Full thesis title
Health outcomes after spinal cord injury. Epidemiology, secondary conditions and long-term consequences in Sweden
Opponent and examining committee
Opponent: Associate Professor Páll Ingvarson Department of Rehabilitation, University of Iceland, Reykjavik
Examining committee: Associate Professor Kliment Gatzinsky (chair), Associate Professor Sofie Jörgensen (LU) and Associate Professor Elisabet Åkesson (KI)
Good to know
The disputation is held in Swedish
Chairperson of the disputation: Associate Professor Alba Corell
Epidemiology, Complications and Care
Spinal cord injury (SCI) is associated with a substantial burden of secondary health conditions affecting long-term health and quality of life. Respiratory complications, cardiopulmonary morbidity, and neurogenic bowel dysfunction are among the common challenges following SCI.

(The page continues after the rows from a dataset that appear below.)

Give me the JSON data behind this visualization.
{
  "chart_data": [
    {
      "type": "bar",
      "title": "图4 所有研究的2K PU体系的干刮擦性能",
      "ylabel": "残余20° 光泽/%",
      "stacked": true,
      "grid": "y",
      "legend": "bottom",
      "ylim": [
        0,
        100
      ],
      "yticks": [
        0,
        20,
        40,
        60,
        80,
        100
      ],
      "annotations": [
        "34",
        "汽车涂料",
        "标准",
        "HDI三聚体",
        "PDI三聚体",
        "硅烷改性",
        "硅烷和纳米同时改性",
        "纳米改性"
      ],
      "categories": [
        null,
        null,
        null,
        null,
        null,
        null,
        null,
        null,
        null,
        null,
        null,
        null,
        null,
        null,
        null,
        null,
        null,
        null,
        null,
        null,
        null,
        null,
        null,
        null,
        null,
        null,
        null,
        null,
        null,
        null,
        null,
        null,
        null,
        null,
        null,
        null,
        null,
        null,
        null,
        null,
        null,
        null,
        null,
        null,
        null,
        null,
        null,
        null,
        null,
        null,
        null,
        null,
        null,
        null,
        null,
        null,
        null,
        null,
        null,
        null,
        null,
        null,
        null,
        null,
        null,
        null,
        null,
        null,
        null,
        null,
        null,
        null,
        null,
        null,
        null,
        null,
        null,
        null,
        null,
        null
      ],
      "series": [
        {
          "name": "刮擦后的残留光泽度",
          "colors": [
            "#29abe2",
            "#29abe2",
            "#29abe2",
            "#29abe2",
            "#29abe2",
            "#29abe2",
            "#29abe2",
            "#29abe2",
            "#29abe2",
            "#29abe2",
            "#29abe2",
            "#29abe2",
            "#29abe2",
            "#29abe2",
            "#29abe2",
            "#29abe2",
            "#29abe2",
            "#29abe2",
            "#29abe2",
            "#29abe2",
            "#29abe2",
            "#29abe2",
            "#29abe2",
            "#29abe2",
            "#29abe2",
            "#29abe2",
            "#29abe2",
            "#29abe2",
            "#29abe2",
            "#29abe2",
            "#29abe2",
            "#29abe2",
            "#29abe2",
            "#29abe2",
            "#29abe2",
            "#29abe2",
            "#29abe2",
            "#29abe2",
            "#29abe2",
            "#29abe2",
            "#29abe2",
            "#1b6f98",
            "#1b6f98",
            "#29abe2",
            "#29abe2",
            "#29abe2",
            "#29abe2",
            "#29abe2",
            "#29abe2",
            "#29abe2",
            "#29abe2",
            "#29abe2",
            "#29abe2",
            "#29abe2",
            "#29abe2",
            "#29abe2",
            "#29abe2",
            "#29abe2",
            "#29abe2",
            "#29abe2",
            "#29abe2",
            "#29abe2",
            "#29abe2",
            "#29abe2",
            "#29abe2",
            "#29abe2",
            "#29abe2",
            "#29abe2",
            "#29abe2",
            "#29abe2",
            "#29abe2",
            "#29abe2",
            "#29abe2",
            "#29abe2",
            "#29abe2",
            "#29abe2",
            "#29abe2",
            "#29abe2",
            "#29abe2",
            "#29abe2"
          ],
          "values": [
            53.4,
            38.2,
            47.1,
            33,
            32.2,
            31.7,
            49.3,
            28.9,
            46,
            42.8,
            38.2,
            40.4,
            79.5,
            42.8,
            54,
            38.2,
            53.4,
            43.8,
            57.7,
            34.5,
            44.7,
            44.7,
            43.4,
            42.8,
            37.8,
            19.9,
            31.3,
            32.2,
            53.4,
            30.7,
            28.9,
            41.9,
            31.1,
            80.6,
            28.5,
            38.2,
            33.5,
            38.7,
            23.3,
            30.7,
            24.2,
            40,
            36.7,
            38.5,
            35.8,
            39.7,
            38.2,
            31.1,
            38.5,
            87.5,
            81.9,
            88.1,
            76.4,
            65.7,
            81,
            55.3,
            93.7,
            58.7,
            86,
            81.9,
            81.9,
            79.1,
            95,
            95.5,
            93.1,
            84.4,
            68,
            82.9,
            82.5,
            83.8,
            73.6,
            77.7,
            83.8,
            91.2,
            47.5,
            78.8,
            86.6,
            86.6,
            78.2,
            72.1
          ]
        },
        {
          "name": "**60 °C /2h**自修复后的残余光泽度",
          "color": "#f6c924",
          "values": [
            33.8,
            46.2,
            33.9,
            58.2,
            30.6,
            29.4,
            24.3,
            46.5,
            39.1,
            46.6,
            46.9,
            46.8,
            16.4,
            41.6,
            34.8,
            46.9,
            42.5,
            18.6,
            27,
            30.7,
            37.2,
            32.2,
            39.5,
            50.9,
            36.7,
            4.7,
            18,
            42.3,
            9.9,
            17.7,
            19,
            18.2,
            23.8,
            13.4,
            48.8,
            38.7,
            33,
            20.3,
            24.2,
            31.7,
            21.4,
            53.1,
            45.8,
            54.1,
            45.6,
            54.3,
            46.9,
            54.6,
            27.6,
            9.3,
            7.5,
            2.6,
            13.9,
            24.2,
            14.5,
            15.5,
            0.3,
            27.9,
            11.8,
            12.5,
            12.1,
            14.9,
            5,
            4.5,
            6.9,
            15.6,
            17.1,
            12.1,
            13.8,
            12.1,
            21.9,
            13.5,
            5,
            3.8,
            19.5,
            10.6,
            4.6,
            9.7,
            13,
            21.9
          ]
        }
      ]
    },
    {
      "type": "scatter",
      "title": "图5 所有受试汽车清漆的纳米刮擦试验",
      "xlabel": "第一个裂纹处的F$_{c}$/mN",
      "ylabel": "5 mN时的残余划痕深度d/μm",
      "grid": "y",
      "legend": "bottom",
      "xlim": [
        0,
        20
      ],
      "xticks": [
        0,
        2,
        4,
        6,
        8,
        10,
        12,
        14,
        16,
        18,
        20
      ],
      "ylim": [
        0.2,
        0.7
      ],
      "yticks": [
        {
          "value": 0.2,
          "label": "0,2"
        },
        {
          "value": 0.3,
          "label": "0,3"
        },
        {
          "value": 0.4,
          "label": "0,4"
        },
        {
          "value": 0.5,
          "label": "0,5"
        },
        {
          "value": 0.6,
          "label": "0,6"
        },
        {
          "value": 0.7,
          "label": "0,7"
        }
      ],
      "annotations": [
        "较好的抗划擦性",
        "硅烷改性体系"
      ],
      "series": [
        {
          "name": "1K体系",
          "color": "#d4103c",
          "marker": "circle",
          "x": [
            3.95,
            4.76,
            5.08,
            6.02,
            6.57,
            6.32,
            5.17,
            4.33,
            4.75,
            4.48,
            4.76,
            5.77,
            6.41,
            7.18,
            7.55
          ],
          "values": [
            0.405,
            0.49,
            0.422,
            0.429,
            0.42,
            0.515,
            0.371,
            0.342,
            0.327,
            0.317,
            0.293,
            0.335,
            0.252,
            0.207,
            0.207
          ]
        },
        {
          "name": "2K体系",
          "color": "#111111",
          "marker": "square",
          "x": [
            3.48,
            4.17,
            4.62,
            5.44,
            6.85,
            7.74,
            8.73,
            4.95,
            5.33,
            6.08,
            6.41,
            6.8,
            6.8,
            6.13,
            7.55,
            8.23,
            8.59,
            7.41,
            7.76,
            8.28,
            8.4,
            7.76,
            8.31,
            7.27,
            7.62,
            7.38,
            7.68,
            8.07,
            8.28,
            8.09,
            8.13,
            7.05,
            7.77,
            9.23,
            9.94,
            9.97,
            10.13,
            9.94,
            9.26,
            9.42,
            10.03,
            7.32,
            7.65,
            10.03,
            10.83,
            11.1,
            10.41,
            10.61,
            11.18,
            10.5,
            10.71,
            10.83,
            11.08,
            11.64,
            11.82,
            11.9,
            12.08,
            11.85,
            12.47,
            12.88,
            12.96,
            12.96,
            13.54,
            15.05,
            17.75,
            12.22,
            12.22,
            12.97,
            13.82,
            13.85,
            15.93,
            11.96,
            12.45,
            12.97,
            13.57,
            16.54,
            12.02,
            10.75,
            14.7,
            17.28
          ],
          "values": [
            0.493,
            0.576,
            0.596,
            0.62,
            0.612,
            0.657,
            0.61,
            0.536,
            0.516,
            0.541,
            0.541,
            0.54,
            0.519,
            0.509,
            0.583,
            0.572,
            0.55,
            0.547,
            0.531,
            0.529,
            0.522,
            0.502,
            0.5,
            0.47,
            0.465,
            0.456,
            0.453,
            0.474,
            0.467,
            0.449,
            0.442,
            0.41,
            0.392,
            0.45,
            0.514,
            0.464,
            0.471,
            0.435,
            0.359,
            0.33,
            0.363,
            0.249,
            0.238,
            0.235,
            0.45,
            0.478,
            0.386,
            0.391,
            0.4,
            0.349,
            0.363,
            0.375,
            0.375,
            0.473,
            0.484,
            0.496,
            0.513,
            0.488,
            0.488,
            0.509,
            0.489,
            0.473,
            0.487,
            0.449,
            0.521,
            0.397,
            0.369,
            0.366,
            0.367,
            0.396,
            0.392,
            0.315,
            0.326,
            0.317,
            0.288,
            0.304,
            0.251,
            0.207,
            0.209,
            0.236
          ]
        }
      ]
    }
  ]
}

The aim of this thesis was to investigate epidemiology, complications, healthcare utilization, and long-term outcomes for individuals with a SCI in Sweden.
Four studies were conducted using Swedish registry data, clinical records, and patient-reported outcomes. Study I examined respiratory complications during primary inpatient rehabilitation and their association with rehabilitation outcomes and survival. Study II described the epidemiology of adult SCI in Sweden using national registry data from 2016–2020. Study III investigated cardiopulmonary readmissions and prescription patterns during the first year after injury. Study IV assessed longitudinal changes in neurogenic bowel dysfunction and health-related quality of life using linked registry and survey data.
Respiratory complications were common during primary inpatient rehabilitation and were associated with longer rehabilitation stays and poorer survival. Population-based analyses showed that traumatic injury remained the most common cause of SCI in Sweden and that the mean age at injury was 56 years. Cardiopulmonary readmissions during the first year after SCI were uncommon, although older age was associated with increased risk. Prescription data revealed increased medication use after SCI, particularly for antibiotics. Long-term follow-up demonstrated that neurogenic bowel dysfunction remained common and was associated with reduced quality of life.
SCI is associated with a substantial burden of secondary health conditions across the rehabilitation continuum. While severe cardiopulmonary events requiring hospitalization are relatively uncommon, ongoing morbidity and healthcare needs remain considerable, highlighting the importance of structured long-term follow-up and management after SCI.